Four men stumbled drunkenly through the darkness, their path lit by flashes from a lantern. When they reached the Thomas Mortensen farm outside of Monroe, Utah, they paused to tie handkerchiefs across their faces, then loudly called for William Birdsall.
Birdsall, 23, stepped out of the barn where he had been finishing late chores. The masked men seized him and slipped a rope around his neck. They beat his face and threw him to the ground. Hearing the commotion, Sarah Ann Mortensen, 26, stepped onto her porch and screamed.
One of the men, his voice slurred, told her to go back to her children "and be a true woman." Then they pulled Birdsall to his feet and began running. He had no choice but to run as well, lest he be choked by the rope around his neck.
Birdsall, born in Nebraska to a Quaker father and German mother, had been only 5 the summer his family joined friends for a tour of the West. Although the railroad had been completed years before, their group traveled leisurely by covered wagon. When they reached Utah, the Birdsalls wanted to call on a cousin before traveling on to California. By the time the Birdsalls found their cousin in Sevier County, it was too late to travel west that year.
The Birdsalls stayed in Utah, eventually converting to Mormonism and taking up a farm in Monroe. By 1893 they were well integrated into the community. One daughter married the Mormon presiding elder in nearby Marysvale. Another daughter served as a counselor in the Monroe Relief Society. And when Thomas Mortensen went to work in Nevada's De La Mar mines, it was William Birdsall whom he asked to live in his barn, do his chores, and watch his wife and daughters.
For unknown reasons, however, some in the community disliked the young man. Monroe Town Marshal Lyman Collings, 37, was especially antagonistic, spreading gossip that Birdsall took liberties with Mrs. Mortensen, making her chop her own stove wood while he, Birdsall, took money sent by her husband to buy whiskey and dance tickets.
On the evening of Feb. 25, 1898, some of Monroe's men gathered at the saloon after a town social. As the drinking progressed, talk turned to Birdsall. Collings said someone should drive him out of town; when others agreed, Collings urged them to follow through with what may at first have been idle talk. Ben Hoopes, Ammon Hunt, Al Winn and Andrew Brown collected a rope and lantern from Hoopes' barbershop, then headed toward the Mortensen farm.

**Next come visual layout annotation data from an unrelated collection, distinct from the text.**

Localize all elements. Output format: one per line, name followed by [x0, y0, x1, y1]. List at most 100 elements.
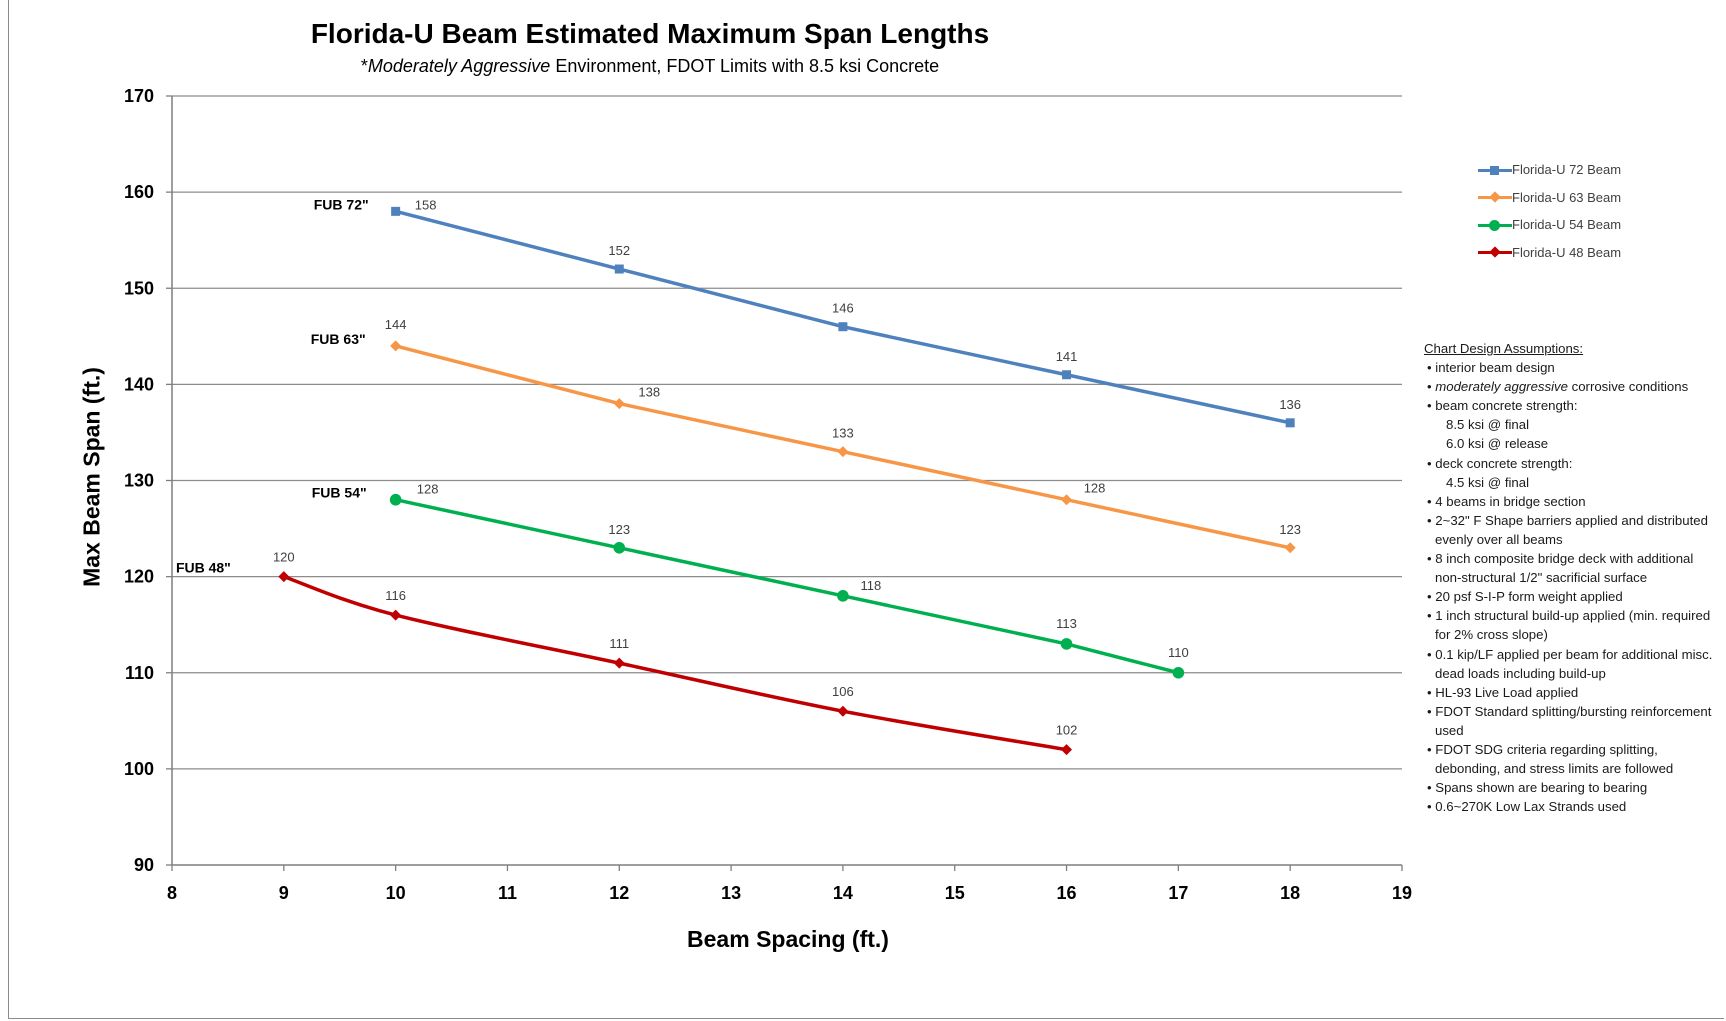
series-tag-label: FUB 54" [312, 485, 367, 501]
gridlines [172, 95, 1402, 770]
assumption-item: • HL-93 Live Load applied [1427, 684, 1579, 700]
assumption-subitem: 8.5 ksi @ final [1446, 417, 1530, 433]
x-tick-label: 11 [498, 883, 517, 903]
data-label: 152 [608, 243, 630, 258]
y-tick-label: 140 [124, 374, 154, 394]
data-label: 144 [385, 317, 407, 332]
assumption-item: • Spans shown are bearing to bearing [1427, 780, 1648, 796]
legend-swatch [1478, 245, 1512, 259]
assumption-item: • 20 psf S-I-P form weight applied [1427, 589, 1623, 605]
data-point [1061, 744, 1073, 756]
data-label: 141 [1056, 349, 1078, 364]
x-tick-label: 16 [1057, 883, 1077, 903]
legend-swatch [1478, 163, 1512, 177]
legend-label: Florida-U 54 Beam [1512, 217, 1622, 233]
data-label: 110 [1168, 645, 1189, 660]
chart-subtitle: *Moderately Aggressive Environment, FDOT… [250, 56, 1050, 77]
legend-item: Florida-U 63 Beam [1478, 184, 1621, 212]
assumption-item: • FDOT Standard splitting/bursting reinf… [1427, 703, 1712, 738]
series-tag-label: FUB 48" [176, 560, 231, 576]
x-axis-label: Beam Spacing (ft.) [687, 926, 889, 952]
assumptions-heading: Chart Design Assumptions: [1424, 341, 1584, 356]
y-tick-label: 150 [124, 278, 154, 298]
y-tick-label: 170 [124, 86, 154, 106]
x-tick-label: 14 [833, 883, 853, 903]
chart-frame [8, 0, 1724, 1019]
y-tick-label: 100 [124, 759, 154, 779]
subtitle-emphasis: Moderately Aggressive [367, 56, 551, 76]
data-label: 113 [1056, 616, 1077, 631]
tick-labels: 90 100 110 120 130 140 150 160 170 8 9 10 11 12 13 14 15… [124, 86, 1412, 903]
data-point [1061, 494, 1073, 506]
data-label: 118 [861, 578, 882, 593]
assumption-item: • 0.6~270K Low Lax Strands used [1427, 799, 1627, 815]
assumption-subitem: 4.5 ksi @ final [1446, 474, 1530, 490]
data-point [1172, 666, 1185, 679]
legend: Florida-U 72 Beam Florida-U 63 Beam Florid… [1478, 156, 1621, 266]
data-label: 128 [417, 482, 439, 497]
data-point [1060, 638, 1073, 650]
x-tick-label: 10 [386, 883, 406, 903]
data-point [838, 322, 848, 332]
legend-item: Florida-U 72 Beam [1478, 156, 1621, 184]
data-labels: 158 152 146 141 136 FUB 72" 144 138 133 128 123 FUB… [176, 196, 1301, 737]
data-point [837, 705, 849, 717]
legend-label: Florida-U 48 Beam [1512, 244, 1622, 260]
series-tag-label: FUB 72" [314, 196, 369, 212]
series-florida-u-63-beam [390, 340, 1296, 554]
x-tick-label: 13 [721, 883, 741, 903]
x-tick-label: 12 [609, 883, 629, 903]
data-label: 123 [608, 522, 630, 537]
x-tick-label: 18 [1280, 883, 1300, 903]
assumption-item: • moderately aggressive corrosive condit… [1427, 379, 1689, 395]
data-point [613, 541, 626, 554]
assumption-item: • 4 beams in bridge section [1427, 493, 1586, 509]
assumption-item: • 0.1 kip/LF applied per beam for additi… [1427, 646, 1713, 681]
assumption-item: • beam concrete strength: [1427, 398, 1578, 414]
y-tick-label: 160 [124, 182, 154, 202]
assumption-item: • 2~32" F Shape barriers applied and dis… [1427, 512, 1708, 547]
x-tick-label: 8 [167, 883, 177, 903]
data-label: 138 [638, 385, 660, 400]
data-label: 116 [385, 588, 406, 603]
data-label: 111 [609, 636, 629, 651]
data-point [837, 590, 849, 602]
data-label: 158 [415, 197, 437, 212]
series-florida-u-54-beam [389, 493, 1185, 679]
subtitle-asterisk: * [360, 56, 368, 76]
series-line [283, 574, 1067, 752]
assumption-item: • deck concrete strength: [1427, 455, 1573, 471]
data-label: 146 [832, 301, 854, 316]
legend-label: Florida-U 72 Beam [1512, 162, 1622, 178]
data-point [390, 340, 402, 352]
chart-title: Florida-U Beam Estimated Maximum Span Le… [310, 18, 990, 49]
y-axis-label: Max Beam Span (ft.) [78, 367, 105, 587]
y-tick-label: 120 [124, 567, 154, 587]
x-tick-label: 17 [1168, 883, 1188, 903]
assumption-item: • FDOT SDG criteria regarding splitting,… [1427, 741, 1674, 777]
series-line [395, 209, 1291, 425]
x-tick-label: 15 [945, 883, 965, 903]
series-tag-label: FUB 63" [311, 331, 366, 347]
legend-swatch [1478, 190, 1512, 204]
x-tick-label: 9 [279, 883, 289, 903]
assumption-subitem: 6.0 ksi @ release [1446, 436, 1549, 452]
data-point [1284, 542, 1296, 554]
data-point [1062, 370, 1072, 380]
assumption-item: • 8 inch composite bridge deck with addi… [1427, 551, 1694, 586]
y-tick-label: 130 [124, 471, 154, 491]
series-line [395, 498, 1179, 675]
design-assumptions: Chart Design Assumptions: • interior bea… [1424, 339, 1714, 816]
legend-swatch [1478, 218, 1512, 232]
assumption-item: • interior beam design [1427, 360, 1555, 376]
data-label: 106 [832, 684, 854, 699]
assumption-item: • 1 inch structural build-up applied (mi… [1427, 608, 1711, 643]
legend-item: Florida-U 54 Beam [1478, 211, 1621, 239]
subtitle-rest: Environment, FDOT Limits with 8.5 ksi Co… [550, 56, 940, 76]
x-tick-label: 19 [1392, 883, 1412, 903]
data-point [389, 493, 402, 506]
data-label: 136 [1279, 397, 1301, 412]
data-label: 123 [1279, 522, 1301, 537]
data-label: 102 [1056, 723, 1078, 738]
legend-item: Florida-U 48 Beam [1478, 239, 1621, 267]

Birdsall struggled to stay on his feet as he was jerked across fields and through a canal. When he stumbled, his attackers dragged him until he was choked nearly to unconsciousness, then pulled him upright and ran again, all the while cursing and telling him to leave Monroe or be hanged. Finally they released him, his neck raw and swollen, his eyes blackened. Birdsall headed over the mountain that night to find refuge with his sister in Marysvale.
Word of the "whitecapping" (think Klu Klux Klan or armed vigilantes) spread quickly, but no action was taken for weeks. Eventually, citizens who believed Birdsall was a moral, industrious young man prevailed upon law officers to investigate.
Hoopes, Hunt, Winn, Brown and one other were indicted for rioting and maintaining an unlawful assemblage, and they went to trial in May. The jury found the four men guilty, acquitting the fifth. Before passing sentence, Judge Homer McCarty lectured the men concerning their crime and for calling their wives to perjure themselves by providing false alibis. He called Collings "the real criminal," and said he "should be wearing stripes in the penitentiary."
McCarty, who had known the defendants since childhood, imposed as severe a penalty as the law allowed: a $50 fine ($25 for Hoopes, who had not perjured his wife), but no jail time.
Birdsall, however, had had enough of Monroe and never returned.